As I step into the last half of the first week of summer holidays I do not see the summer that I was anticipating.
Work. I must be ready, willing and able to work. And I am. I am scheduled to work quite steadily throughout the month of July. While this is a good thing and I appreciate how fortunate that I am, it is disheartening because the majority of the hours are 4 hour shifts at minimum wage. I could earn the same dollar amount by working two, 7 hour shifts at my first job as I do by working five, 4 hour shifts at my second place of employment. Sigh.
What this boils down to is an erosion of the time available to work on that-which-I-planned-to-accomplish this summer.

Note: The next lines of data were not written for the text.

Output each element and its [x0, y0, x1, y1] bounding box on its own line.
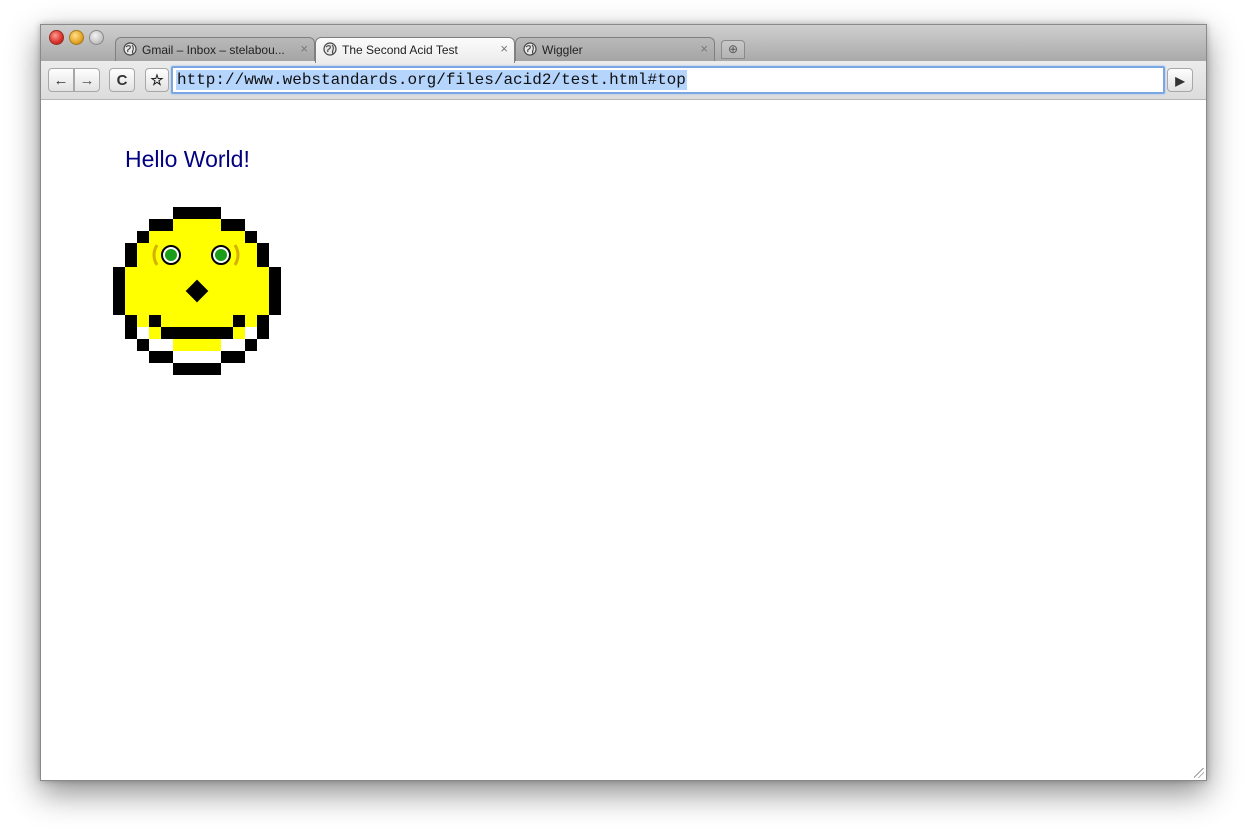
tab-wiggler[interactable]: Wiggler × — [515, 37, 715, 62]
toolbar: ← → C ☆ http://www.webstandards.org/file… — [41, 61, 1206, 100]
page-heading: Hello World! — [125, 146, 250, 172]
minimize-window-icon[interactable] — [69, 30, 84, 45]
tab-title: Wiggler — [542, 43, 583, 57]
acid2-smiley-face — [113, 207, 281, 375]
tab-title: Gmail – Inbox – stelabou... — [142, 43, 285, 57]
tab-strip: Gmail – Inbox – stelabou... × The Second… — [41, 25, 1206, 63]
new-tab-button[interactable]: ⊕ — [721, 40, 745, 59]
zoom-window-icon[interactable] — [89, 30, 104, 45]
tab-second-acid-test[interactable]: The Second Acid Test × — [315, 37, 515, 63]
resize-grip-icon[interactable] — [1194, 768, 1204, 778]
tab-gmail[interactable]: Gmail – Inbox – stelabou... × — [115, 37, 315, 62]
close-window-icon[interactable] — [49, 30, 64, 45]
reload-button[interactable]: C — [109, 68, 135, 92]
bookmark-star-button[interactable]: ☆ — [145, 68, 169, 92]
go-button[interactable]: ▶ — [1167, 68, 1193, 92]
forward-button[interactable]: → — [74, 68, 100, 92]
close-tab-icon[interactable]: × — [500, 41, 508, 56]
page-content: Hello World! — [41, 100, 1206, 780]
globe-icon — [323, 42, 337, 56]
globe-icon — [523, 42, 537, 56]
browser-window: Gmail – Inbox – stelabou... × The Second… — [40, 24, 1207, 781]
globe-icon — [123, 42, 137, 56]
close-tab-icon[interactable]: × — [700, 41, 708, 56]
tab-title: The Second Acid Test — [342, 43, 458, 57]
address-bar[interactable]: http://www.webstandards.org/files/acid2/… — [171, 66, 1165, 94]
close-tab-icon[interactable]: × — [300, 41, 308, 56]
address-url[interactable]: http://www.webstandards.org/files/acid2/… — [176, 70, 687, 90]
back-button[interactable]: ← — [48, 68, 74, 92]
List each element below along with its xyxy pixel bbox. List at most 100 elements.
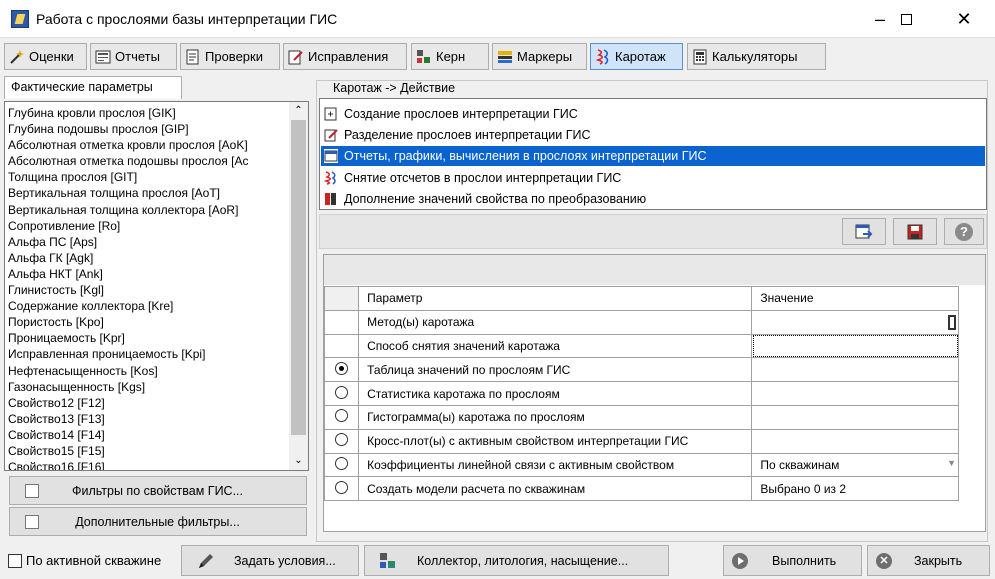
action-item[interactable]: Снятие отсчетов в прослои интерпретации … bbox=[321, 168, 985, 188]
tab-otchety[interactable]: Отчеты bbox=[90, 43, 177, 70]
export-icon bbox=[855, 224, 873, 238]
list-item[interactable]: Абсолютная отметка кровли прослоя [AoK] bbox=[8, 137, 248, 153]
actions-listbox[interactable]: Создание прослоев интерпретации ГИС Разде… bbox=[319, 98, 987, 210]
value-cell[interactable] bbox=[751, 381, 959, 406]
extra-filters-button[interactable]: Дополнительные фильтры... bbox=[9, 507, 307, 536]
row-selector[interactable] bbox=[323, 476, 360, 502]
action-item[interactable]: Создание прослоев интерпретации ГИС bbox=[321, 104, 985, 124]
list-item[interactable]: Глинистость [Kgl] bbox=[8, 282, 248, 298]
row-selector[interactable] bbox=[323, 452, 360, 478]
tab-actual-params[interactable]: Фактические параметры bbox=[4, 76, 182, 99]
tab-markery[interactable]: Маркеры bbox=[492, 43, 587, 70]
active-well-checkbox[interactable]: По активной скважине bbox=[8, 553, 161, 568]
value-cell[interactable] bbox=[751, 309, 959, 335]
action-item[interactable]: Дополнение значений свойства по преобраз… bbox=[321, 189, 985, 209]
param-cell: Статистика каротажа по прослоям bbox=[358, 381, 753, 406]
tab-kern[interactable]: Керн bbox=[411, 43, 489, 70]
tab-karotazh[interactable]: Каротаж bbox=[590, 43, 683, 70]
list-item[interactable]: Нефтенасыщенность [Kos] bbox=[8, 363, 248, 379]
row-selector[interactable] bbox=[323, 404, 360, 430]
help-button[interactable]: ? bbox=[944, 218, 984, 245]
tab-proverki[interactable]: Проверки bbox=[180, 43, 280, 70]
cancel-icon: ✕ bbox=[876, 552, 892, 569]
list-item[interactable]: Свойство15 [F15] bbox=[8, 443, 248, 459]
table-row[interactable]: Гистограмма(ы) каротажа по прослоям bbox=[323, 404, 959, 430]
row-selector bbox=[323, 309, 360, 335]
row-selector[interactable] bbox=[323, 381, 360, 406]
radio-button[interactable] bbox=[335, 385, 349, 399]
list-item[interactable]: Свойство14 [F14] bbox=[8, 427, 248, 443]
params-table: Параметр Значение Метод(ы) каротажа Спосо… bbox=[323, 286, 959, 502]
list-item[interactable]: Толщина прослоя [GIT] bbox=[8, 169, 248, 185]
markers-icon bbox=[497, 49, 513, 65]
collector-button[interactable]: Коллектор, литология, насыщение... bbox=[364, 545, 669, 576]
table-row[interactable]: Кросс-плот(ы) с активным свойством интер… bbox=[323, 428, 959, 454]
action-item[interactable]: Отчеты, графики, вычисления в прослоях и… bbox=[321, 146, 985, 167]
maximize-button[interactable] bbox=[883, 0, 929, 38]
radio-button[interactable] bbox=[335, 480, 349, 494]
value-cell[interactable] bbox=[751, 357, 959, 383]
value-cell[interactable]: Выбрано 0 из 2 bbox=[751, 476, 959, 502]
row-selector[interactable] bbox=[323, 428, 360, 454]
close-window-button[interactable]: ✕ bbox=[941, 0, 987, 38]
scroll-up-icon[interactable]: ⌃ bbox=[289, 102, 308, 119]
tab-ispravleniya[interactable]: Исправления bbox=[283, 43, 407, 70]
ellipsis-button-icon[interactable] bbox=[948, 314, 956, 330]
header-corner bbox=[323, 286, 360, 311]
list-item[interactable]: Пористость [Kpo] bbox=[8, 314, 248, 330]
radio-button[interactable] bbox=[335, 456, 349, 470]
dropdown-arrow-icon[interactable]: ▼ bbox=[947, 458, 956, 468]
value-cell[interactable]: По скважинам ▼ bbox=[751, 452, 959, 478]
logging-curve-icon bbox=[323, 170, 338, 185]
table-row[interactable]: Статистика каротажа по прослоям bbox=[323, 381, 959, 406]
save-button[interactable] bbox=[893, 218, 937, 245]
params-listbox[interactable]: Глубина кровли прослоя [GIK] Глубина подо… bbox=[4, 101, 309, 471]
scroll-down-icon[interactable]: ⌄ bbox=[289, 452, 308, 469]
action-group-caption: Каротаж -> Действие bbox=[330, 81, 459, 95]
list-item[interactable]: Свойство13 [F13] bbox=[8, 411, 248, 427]
value-cell[interactable] bbox=[751, 428, 959, 454]
list-item[interactable]: Газонасыщенность [Kgs] bbox=[8, 379, 248, 395]
radio-button[interactable] bbox=[335, 409, 349, 423]
list-item[interactable]: Вертикальная толщина коллектора [AoR] bbox=[8, 202, 248, 218]
list-item[interactable]: Исправленная проницаемость [Kpi] bbox=[8, 346, 248, 362]
radio-button[interactable] bbox=[335, 361, 349, 375]
export-button[interactable] bbox=[842, 218, 886, 245]
close-button[interactable]: ✕ Закрыть bbox=[867, 545, 990, 576]
set-conditions-button[interactable]: Задать условия... bbox=[181, 545, 359, 576]
param-cell: Таблица значений по прослоям ГИС bbox=[358, 357, 753, 383]
list-item[interactable]: Альфа НКТ [Ank] bbox=[8, 266, 248, 282]
value-cell[interactable] bbox=[751, 333, 959, 359]
list-item[interactable]: Свойство16 [F16] bbox=[8, 459, 248, 470]
list-item[interactable]: Альфа ГК [Agk] bbox=[8, 250, 248, 266]
table-row[interactable]: Таблица значений по прослоям ГИС bbox=[323, 357, 959, 383]
tab-kalkulyatory[interactable]: Калькуляторы bbox=[687, 43, 826, 70]
list-item[interactable]: Абсолютная отметка подошвы прослоя [Ac bbox=[8, 153, 248, 169]
run-button[interactable]: Выполнить bbox=[723, 545, 862, 576]
tab-otsenki[interactable]: Оценки bbox=[4, 43, 87, 70]
list-item[interactable]: Альфа ПС [Aps] bbox=[8, 234, 248, 250]
split-icon bbox=[324, 128, 338, 143]
table-row[interactable]: Коэффициенты линейной связи с активным с… bbox=[323, 452, 959, 478]
action-item[interactable]: Разделение прослоев интерпретации ГИС bbox=[321, 125, 985, 145]
list-item[interactable]: Глубина кровли прослоя [GIK] bbox=[8, 105, 248, 121]
list-item[interactable]: Содержание коллектора [Kre] bbox=[8, 298, 248, 314]
table-row[interactable]: Способ снятия значений каротажа bbox=[323, 333, 959, 359]
list-item[interactable]: Сопротивление [Ro] bbox=[8, 218, 248, 234]
list-item[interactable]: Глубина подошвы прослоя [GIP] bbox=[8, 121, 248, 137]
action-label: Снятие отсчетов в прослои интерпретации … bbox=[344, 170, 622, 185]
vertical-scrollbar[interactable]: ⌃ ⌄ bbox=[289, 102, 308, 470]
list-item[interactable]: Вертикальная толщина прослоя [AoT] bbox=[8, 185, 248, 201]
table-row[interactable]: Метод(ы) каротажа bbox=[323, 309, 959, 335]
list-item[interactable]: Свойство12 [F12] bbox=[8, 395, 248, 411]
row-selector[interactable] bbox=[323, 357, 360, 383]
value-cell[interactable] bbox=[751, 404, 959, 430]
filter-gis-button[interactable]: Фильтры по свойствам ГИС... bbox=[9, 476, 307, 505]
check-doc-icon bbox=[185, 49, 201, 65]
table-row[interactable]: Создать модели расчета по скважинам Выбра… bbox=[323, 476, 959, 502]
maximize-icon bbox=[900, 13, 912, 25]
scroll-thumb[interactable] bbox=[291, 120, 306, 435]
set-conditions-label: Задать условия... bbox=[234, 553, 336, 568]
list-item[interactable]: Проницаемость [Kpr] bbox=[8, 330, 248, 346]
radio-button[interactable] bbox=[335, 433, 349, 447]
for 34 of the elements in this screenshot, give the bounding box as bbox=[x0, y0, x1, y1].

I don't do well when I have small pockets of time to accomplish 'big' things. I know that I must relearn the art of squeezing in what I can, with what I've got. I know that once I sink my teeth into something that matters to me, I gain a momentum where I can make things happen.
I thought I would have the gift of time this summer. Time to put the challenges of the year behind me, take a breath and breathe new life into an old project. Time to dust off an old idea and pursue it. Or even making the time to clean this 'old' house!!
What were my goals before my plans were derailed?
- Take time to be quiet with my thoughts. Down time. Alone time. Time to reflect.
- Write. Write. And write some more. My dad's family history book. Some thoughtful and reflective words for the columns that I write. Write cards, notes and emails to friends and family whenever the urge strikes.
- Dejunk, declutter and rid this house of that-which-we-no-longer-need. The excess is weighing me down. I can feel it at every turn.
- A Retreat. One for myself. One with My Youngest. One with friends.
- Follow through on my plan to meet up with a cousin. I initiated this idea around the same time that a lot of my other Great Ideas got derailed. Following through with the intent that I originally had is symbolic. I have let too many passions and ideas fall through my fingers this past year. A part of me which had sprung to life and was thriving ... is dying a slow death.
There is no limit as to where this summer could lead. No matter what I perceive my limitations to be. I just need to take one step in a forward direction.